Source: Pentagon report says Marines knew of Osprey falsifications
By Chris Plante
WASHINGTON (CNN) -- A Pentagon investigation into the falsification of maintenance records for the Marine Corps' embattled MV-22 Osprey has found that a number of Marine Corps officers were aware of the phony records but failed to report the abuse, officials told CNN.
The report, conducted by the Department of Defense inspector general, found that "a small number of Marine officers knew of the falsification and took no action to report it," according to a Marine Corps official familiar with the report.
Those officers could face disciplinary action up to and including court-martial, along with the squadron commander, Lt. Col. O. Fred Leberman, who has admitted to superiors of instructing subordinate Marines to falsify the record.
The report into the falsification of maintenance records for the Marine Corps' controversial MV-22 Osprey program also cleared senior Marine officers of any involvement in the faking of records, the Marine Corps said Friday.
An investigation by the Department of Defense inspector general has determined that the records were faked as a "result of pressure perceived by the squadron commander," according to a Marine Corps official who spoke on the condition of anonymity. But the official said, "No evidence was found that any officer senior to the squadron commander suggested or directed that records be falsified."
The inspector general report found that the record tampering began after two fatal crashes of the tilt-rotor aircraft in April and December 2000 and that it had no impact on those accidents.

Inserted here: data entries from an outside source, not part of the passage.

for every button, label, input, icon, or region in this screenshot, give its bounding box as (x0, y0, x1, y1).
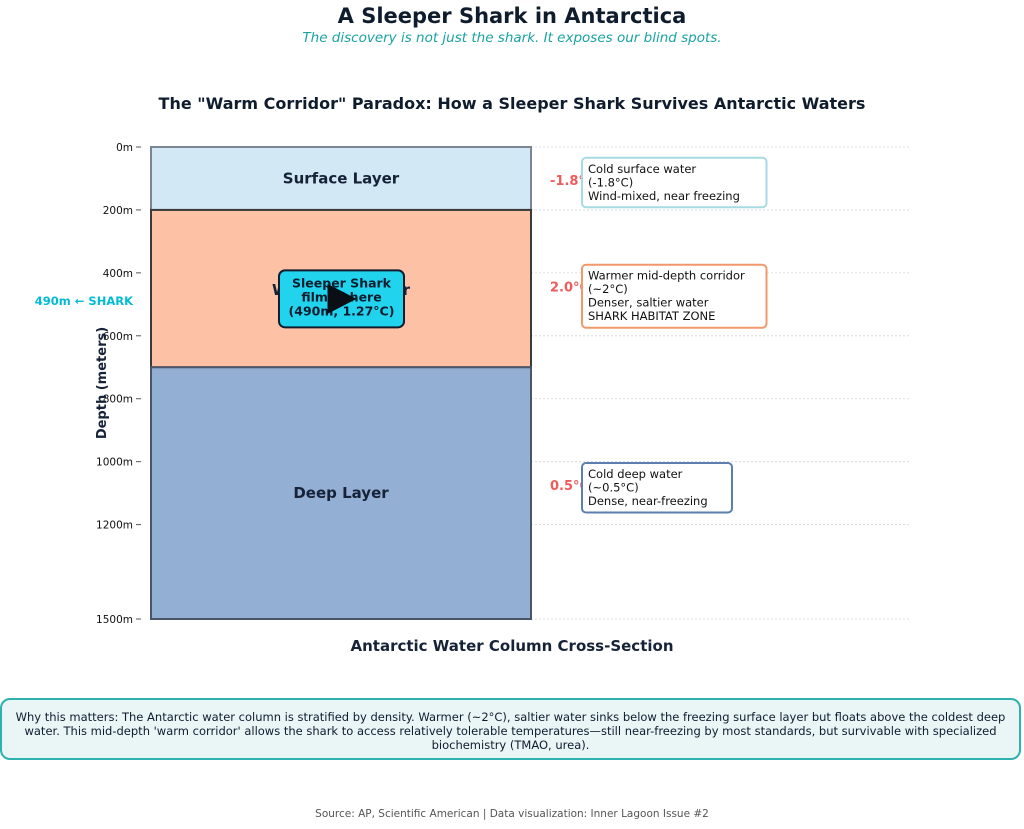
temperature-label: 0.5°C (550, 479, 589, 494)
annotation-box (581, 156, 768, 209)
play-icon (327, 283, 357, 314)
annotation-line: Cold deep water (588, 467, 683, 481)
y-tick-label: 600m (103, 331, 133, 343)
y-tick-label: 400m (103, 268, 133, 280)
temperature-label: 2.0°C (550, 281, 589, 296)
annotation-line: (~2°C) (588, 282, 628, 296)
x-axis-label: Antarctic Water Column Cross-Section (350, 637, 673, 655)
annotation-line: Denser, saltier water (588, 296, 709, 310)
y-axis-label: Depth (meters) (95, 327, 110, 439)
annotation-line: SHARK HABITAT ZONE (588, 309, 715, 323)
page-subtitle: The discovery is not just the shark. It … (302, 30, 722, 46)
annotation-box (581, 263, 768, 329)
y-tick-label: 0m (116, 142, 133, 154)
annotation-line: Wind-mixed, near freezing (588, 189, 740, 203)
layer-label: Deep Layer (293, 484, 389, 502)
y-tick-label: 200m (103, 205, 133, 217)
y-tick-label: 1200m (96, 520, 133, 532)
explanation-note: Why this matters: The Antarctic water co… (0, 698, 1021, 760)
annotation-line: Warmer mid-depth corridor (588, 269, 745, 283)
shark-depth-marker: 490m ← SHARK (35, 294, 134, 308)
y-tick-label: 1000m (96, 457, 133, 469)
y-tick-label: 800m (103, 394, 133, 406)
shark-callout-line: Sleeper Shark (292, 275, 392, 290)
annotation-line: (~0.5°C) (588, 480, 639, 494)
chart-title: The "Warm Corridor" Paradox: How a Sleep… (158, 94, 866, 113)
layer-band (150, 146, 532, 211)
shark-callout-line: (490m, 1.27°C) (289, 303, 395, 318)
annotation-box (581, 461, 733, 514)
annotation-line: (-1.8°C) (588, 175, 633, 189)
layer-label: Surface Layer (283, 169, 400, 187)
explanation-text: Why this matters: The Antarctic water co… (15, 710, 1006, 752)
source-credit: Source: AP, Scientific American | Data v… (315, 808, 709, 820)
annotation-line: Cold surface water (588, 162, 696, 176)
y-tick-label: 1500m (96, 614, 133, 626)
annotation-line: Dense, near-freezing (588, 494, 708, 508)
layer-band (150, 366, 532, 620)
page-title: A Sleeper Shark in Antarctica (337, 4, 687, 28)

The accidents killed a total of 23 Marines.
Defense Department asked to conduct probe
The MV-22 Osprey is a combat transport aircraft designed to take off and land like a helicopter but fly like an airplane. Critics say the Osprey's revolutionary tilt-rotor design likely contributed to the crashes.

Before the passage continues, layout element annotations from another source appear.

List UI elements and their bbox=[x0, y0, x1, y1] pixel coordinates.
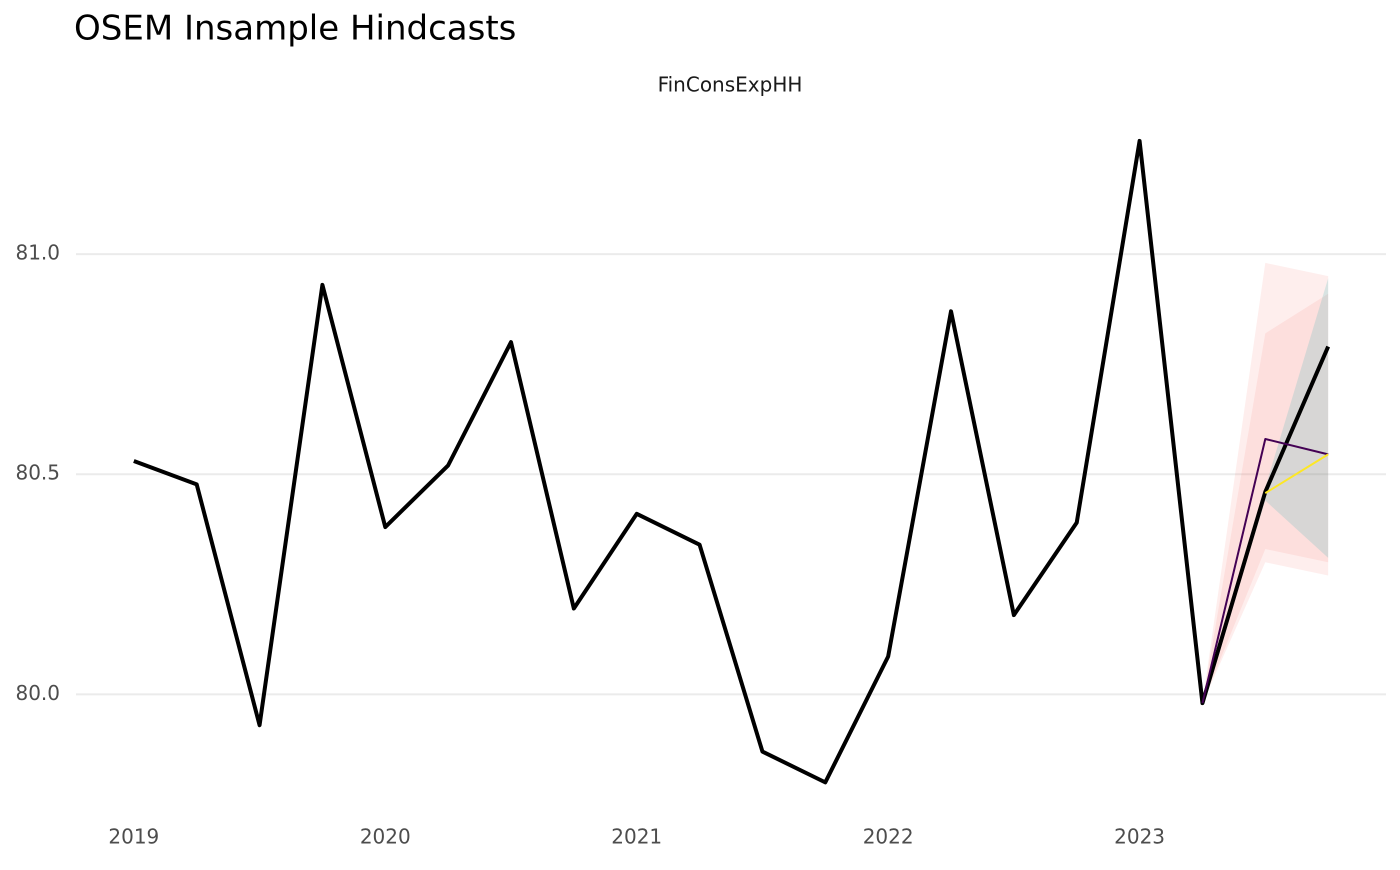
x-tick-label: 2022 bbox=[863, 825, 914, 849]
x-tick-label: 2021 bbox=[611, 825, 662, 849]
y-tick-label: 80.5 bbox=[15, 461, 60, 485]
x-tick-label: 2020 bbox=[360, 825, 411, 849]
series-line bbox=[1264, 453, 1329, 494]
y-tick-label: 80.0 bbox=[15, 681, 60, 705]
chart-title: OSEM Insample Hindcasts bbox=[74, 9, 516, 49]
y-tick-label: 81.0 bbox=[15, 241, 60, 265]
series-line bbox=[1201, 437, 1329, 704]
series-line bbox=[133, 138, 1331, 785]
facet-label: FinConsExpHH bbox=[658, 73, 803, 97]
x-tick-label: 2023 bbox=[1114, 825, 1165, 849]
x-tick-label: 2019 bbox=[108, 825, 159, 849]
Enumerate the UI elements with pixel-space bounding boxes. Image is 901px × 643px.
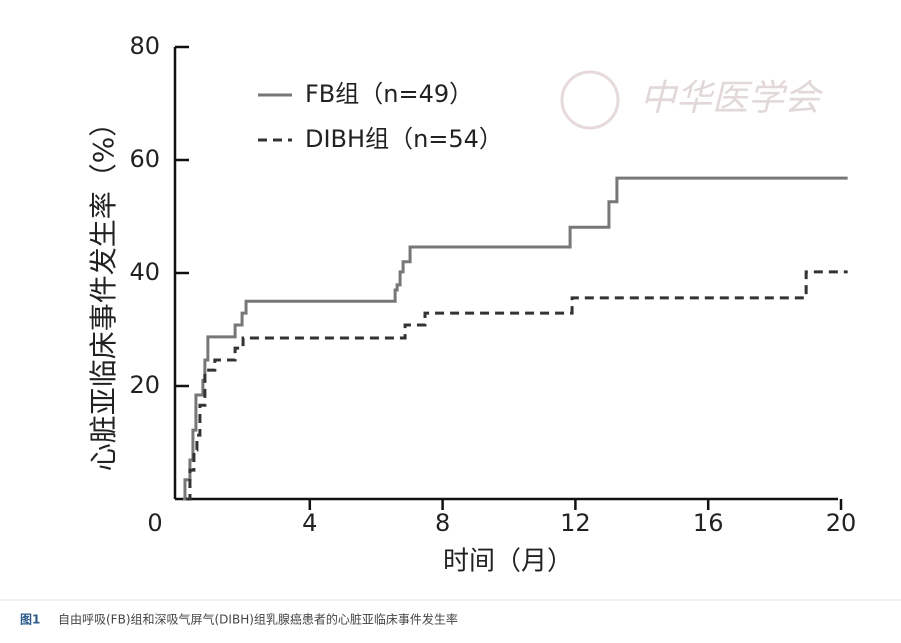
x-tick-label: 20	[826, 509, 857, 537]
watermark: 中华医学会	[640, 78, 824, 119]
y-tick-label: 20	[129, 371, 160, 399]
caption-label: 图1	[20, 613, 40, 627]
x-tick-label: 16	[693, 509, 724, 537]
x-tick-label: 4	[302, 509, 317, 537]
y-tick-label: 80	[129, 32, 160, 60]
caption-text: 自由呼吸(FB)组和深吸气屏气(DIBH)组乳腺癌患者的心脏亚临床事件发生率	[58, 612, 458, 627]
watermark-logo	[560, 70, 620, 130]
y-tick-label: 40	[129, 258, 160, 286]
x-axis-title: 时间（月）	[443, 547, 573, 577]
y-axis-title: 心脏亚临床事件发生率（%）	[87, 109, 120, 472]
legend-label: FB组（n=49）	[305, 80, 473, 108]
legend-label: DIBH组（n=54）	[305, 125, 503, 153]
x-tick-label: 0	[147, 509, 162, 537]
x-tick-label: 12	[560, 509, 591, 537]
y-tick-label: 60	[129, 145, 160, 173]
km-curve	[185, 270, 848, 501]
km-curve	[182, 176, 848, 501]
x-tick-label: 8	[435, 509, 450, 537]
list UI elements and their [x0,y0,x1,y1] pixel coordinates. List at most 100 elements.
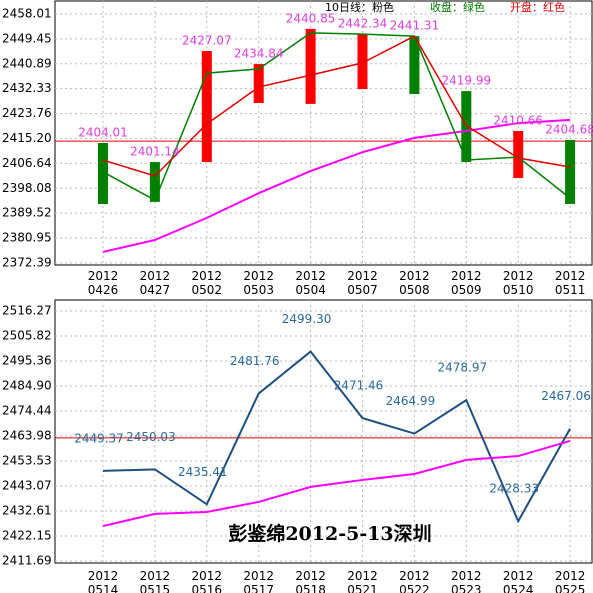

The Marine Corps has invested heavily in the aircraft, slated to replace the aging fleet of Vietnam era CH-46 helicopters. But Leberman instructed Marines in the only Osprey squadron to falsify maintenance records to make the aircraft look better than it really was, a senior Marine official told CNN.
Another Marine made an audio recording of Leberman's instructions on December 29. The Marines released the tape publicly in January.
Leberman was reassigned following the tape's release and may face administrative action or court-martial proceedings for his actions, Marine officials said.
"This may prompt court-martial proceedings, but it remains to be seen what, if any, action will be taken based on the final report," one official said.
Marine Commandant Gen. James Jones initially had ordered an investigation be conducted by the Marine Corps' inspector general, officials said. But Jones later asked the Defense Department inspector general to take over so that the probe would be "independent."
Several Marines may face disciplinary action
The Defense Department inspector general's report determined that "some maintenance records were falsified at the Marine medium tilt rotor training squadron 204 at Marine Corps Air Station (at) New River, North Carolina," according to a Marine official familiar with the report.
"The period of falsification was limited to the period from December 20 (2000) to January 11," he said.
Investigators found that "a small number of Marine officers (other than Leberman) knew of the falsification and took no action to report it," the official said.
He said those officers also may face disciplinary action for their failure to report the wrongdoing.
The report was forwarded Friday from the Defense Department inspector general to the Marine Corps leadership and is expected to be made public at the Pentagon "on or about July 9," the officer said.
The Defense Department inspector general's office conducted some 700 interviews and reviewed more than 3,000 maintenance records, 38 computer hard drives and more than 219,000 e-mails and 84,000 attachments, officials said.